The number of workers hurt on the job in companies in Maryland and the United States in 2011 amounted to 3.5 cases per 100 workers of full-time equivalency, a federal survey reports.

In all, private employers said nearly 3 million nonfatal illnesses and injuries attributed to conditions in the workplace that occurred last year, according to estimates resulting from the Survey of Occupational Injuries and Illnesses (SOII).

The rates had fallen each year since 2002, but they remained steady from 2010 to 2011.

Other key findings include:

• Only two sectors of private industry saw an increase in the number of injuries and illnesses from 2010 to 2011. They were the accommodations and food services sector as well as the agriculture, fishing, forestry and hunting industry.

• Two sectors in the private industry saw a reduction in the number of injuries and illnesses from 2010 to 2011. They were the retail sector and the health care and social assistance industry. The latter reflects drops in incidents in hospitals and other inpatient-care facilities.

• Nearly 95 percent of the nonfatal work injuries and illnesses last year stemmed from injuries. Of those, 75 percent occurred in service industries.

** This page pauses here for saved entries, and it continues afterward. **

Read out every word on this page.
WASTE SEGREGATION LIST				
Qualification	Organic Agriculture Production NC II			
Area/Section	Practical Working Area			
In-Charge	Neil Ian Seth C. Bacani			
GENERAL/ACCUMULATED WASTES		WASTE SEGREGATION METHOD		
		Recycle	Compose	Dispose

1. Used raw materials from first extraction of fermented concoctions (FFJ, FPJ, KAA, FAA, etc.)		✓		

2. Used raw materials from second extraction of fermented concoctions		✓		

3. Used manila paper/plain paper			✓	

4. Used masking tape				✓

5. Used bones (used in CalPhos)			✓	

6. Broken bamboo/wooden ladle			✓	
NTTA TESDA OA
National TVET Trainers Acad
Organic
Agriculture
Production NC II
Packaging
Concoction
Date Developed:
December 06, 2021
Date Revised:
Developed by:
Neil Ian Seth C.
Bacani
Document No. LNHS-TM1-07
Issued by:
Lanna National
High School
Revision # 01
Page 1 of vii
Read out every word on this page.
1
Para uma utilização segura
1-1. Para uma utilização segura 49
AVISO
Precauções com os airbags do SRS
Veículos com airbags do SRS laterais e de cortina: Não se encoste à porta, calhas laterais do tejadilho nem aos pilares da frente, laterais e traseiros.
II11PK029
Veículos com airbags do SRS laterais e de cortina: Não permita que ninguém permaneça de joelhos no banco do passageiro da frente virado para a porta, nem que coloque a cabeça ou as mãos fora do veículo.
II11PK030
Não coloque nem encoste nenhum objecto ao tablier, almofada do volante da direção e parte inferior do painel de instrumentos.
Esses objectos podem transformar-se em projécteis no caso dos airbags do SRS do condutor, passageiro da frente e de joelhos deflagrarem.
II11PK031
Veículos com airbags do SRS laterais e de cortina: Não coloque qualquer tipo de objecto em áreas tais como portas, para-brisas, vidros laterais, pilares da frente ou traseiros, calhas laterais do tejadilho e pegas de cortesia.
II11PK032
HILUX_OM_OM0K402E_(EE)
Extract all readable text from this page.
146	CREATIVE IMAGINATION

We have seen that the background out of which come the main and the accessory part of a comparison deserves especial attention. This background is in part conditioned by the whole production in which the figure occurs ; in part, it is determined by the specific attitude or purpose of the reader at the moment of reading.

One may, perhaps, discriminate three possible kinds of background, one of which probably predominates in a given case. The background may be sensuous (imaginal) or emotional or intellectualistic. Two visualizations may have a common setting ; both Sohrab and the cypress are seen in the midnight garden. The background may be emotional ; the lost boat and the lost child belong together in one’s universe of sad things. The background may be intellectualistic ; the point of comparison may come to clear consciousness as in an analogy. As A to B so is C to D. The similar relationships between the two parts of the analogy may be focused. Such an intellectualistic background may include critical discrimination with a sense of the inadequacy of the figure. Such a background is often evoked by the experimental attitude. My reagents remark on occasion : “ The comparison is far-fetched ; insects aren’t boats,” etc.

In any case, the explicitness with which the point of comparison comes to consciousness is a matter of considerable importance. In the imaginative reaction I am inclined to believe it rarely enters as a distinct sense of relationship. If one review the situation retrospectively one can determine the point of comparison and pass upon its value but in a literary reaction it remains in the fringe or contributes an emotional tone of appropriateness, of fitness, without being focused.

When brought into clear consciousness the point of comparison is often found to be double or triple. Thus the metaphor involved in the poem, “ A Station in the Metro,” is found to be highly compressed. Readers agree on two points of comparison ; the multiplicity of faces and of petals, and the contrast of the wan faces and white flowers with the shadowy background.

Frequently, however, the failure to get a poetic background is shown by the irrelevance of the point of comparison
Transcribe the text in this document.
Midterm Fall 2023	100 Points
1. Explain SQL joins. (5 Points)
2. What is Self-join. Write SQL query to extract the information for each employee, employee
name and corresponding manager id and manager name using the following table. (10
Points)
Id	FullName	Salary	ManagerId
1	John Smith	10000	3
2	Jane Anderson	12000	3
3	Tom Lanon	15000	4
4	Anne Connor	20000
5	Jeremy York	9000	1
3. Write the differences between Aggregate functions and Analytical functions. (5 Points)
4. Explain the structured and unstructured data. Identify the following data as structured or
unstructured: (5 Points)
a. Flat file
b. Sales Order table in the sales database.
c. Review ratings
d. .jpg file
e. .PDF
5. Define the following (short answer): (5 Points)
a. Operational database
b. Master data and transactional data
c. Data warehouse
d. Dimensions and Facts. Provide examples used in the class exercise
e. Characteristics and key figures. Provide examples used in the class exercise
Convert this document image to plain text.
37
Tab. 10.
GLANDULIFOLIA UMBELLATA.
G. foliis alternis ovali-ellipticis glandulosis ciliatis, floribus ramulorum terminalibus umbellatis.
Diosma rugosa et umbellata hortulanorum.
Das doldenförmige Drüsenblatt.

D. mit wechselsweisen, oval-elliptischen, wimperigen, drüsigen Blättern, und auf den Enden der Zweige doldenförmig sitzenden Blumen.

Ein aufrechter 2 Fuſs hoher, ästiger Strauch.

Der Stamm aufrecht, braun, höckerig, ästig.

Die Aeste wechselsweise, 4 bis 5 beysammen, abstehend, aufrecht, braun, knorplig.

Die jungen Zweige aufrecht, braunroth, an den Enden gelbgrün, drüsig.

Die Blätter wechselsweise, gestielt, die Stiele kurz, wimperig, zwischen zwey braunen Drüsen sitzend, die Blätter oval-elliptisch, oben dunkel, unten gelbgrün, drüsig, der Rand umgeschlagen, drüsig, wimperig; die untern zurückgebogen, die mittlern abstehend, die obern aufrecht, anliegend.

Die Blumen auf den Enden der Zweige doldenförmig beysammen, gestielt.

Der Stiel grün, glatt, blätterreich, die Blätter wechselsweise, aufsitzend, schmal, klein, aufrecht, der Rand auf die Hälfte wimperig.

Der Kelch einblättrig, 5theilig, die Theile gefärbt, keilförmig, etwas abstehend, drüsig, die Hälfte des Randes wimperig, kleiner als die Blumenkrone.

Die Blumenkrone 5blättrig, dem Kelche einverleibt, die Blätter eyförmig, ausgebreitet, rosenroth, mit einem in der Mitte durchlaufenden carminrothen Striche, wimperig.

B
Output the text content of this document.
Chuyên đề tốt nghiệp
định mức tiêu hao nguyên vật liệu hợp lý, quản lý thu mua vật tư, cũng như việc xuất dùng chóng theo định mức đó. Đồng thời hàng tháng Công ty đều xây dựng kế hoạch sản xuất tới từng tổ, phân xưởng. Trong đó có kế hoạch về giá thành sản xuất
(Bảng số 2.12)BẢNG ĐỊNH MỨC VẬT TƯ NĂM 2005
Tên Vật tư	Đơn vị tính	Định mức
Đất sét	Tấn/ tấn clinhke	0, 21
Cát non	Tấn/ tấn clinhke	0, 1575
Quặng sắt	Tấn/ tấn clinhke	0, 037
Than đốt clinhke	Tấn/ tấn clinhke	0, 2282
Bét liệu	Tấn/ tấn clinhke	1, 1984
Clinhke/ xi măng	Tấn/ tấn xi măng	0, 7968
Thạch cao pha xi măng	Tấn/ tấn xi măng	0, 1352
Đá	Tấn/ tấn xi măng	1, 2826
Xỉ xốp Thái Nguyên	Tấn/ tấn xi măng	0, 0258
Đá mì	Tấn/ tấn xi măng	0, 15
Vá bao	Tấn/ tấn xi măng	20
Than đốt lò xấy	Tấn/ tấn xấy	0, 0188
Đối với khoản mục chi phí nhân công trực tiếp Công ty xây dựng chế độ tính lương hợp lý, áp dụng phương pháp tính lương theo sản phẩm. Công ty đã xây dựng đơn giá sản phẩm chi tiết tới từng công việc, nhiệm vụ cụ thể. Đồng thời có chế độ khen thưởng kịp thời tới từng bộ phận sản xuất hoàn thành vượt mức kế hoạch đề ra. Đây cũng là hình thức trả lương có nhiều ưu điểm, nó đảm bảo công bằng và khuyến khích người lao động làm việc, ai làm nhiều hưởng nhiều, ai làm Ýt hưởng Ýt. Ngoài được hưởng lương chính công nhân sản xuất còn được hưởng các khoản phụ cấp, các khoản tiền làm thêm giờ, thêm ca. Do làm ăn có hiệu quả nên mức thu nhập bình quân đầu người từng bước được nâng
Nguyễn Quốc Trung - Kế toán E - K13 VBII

• Workplace illnesses tallied just more than 5 percent of the incidents in 2011. The rate was largely unchanged from 2010.

• More than 50 percent of the injuries and illnesses in the nation were serious enough to require days off of work, restrictions placed on an employee’s work or transfer to another job. In all, 1.8 cases per 100 full-time workers necessitated time away from the job.

The statistics are good news in that employees hurt on the job did not increase in number. However, there was no decrease, either. Employers must be constantly vigilant in finding ways to keep their employees free from harm. Employees have the right to the safest workplace possible.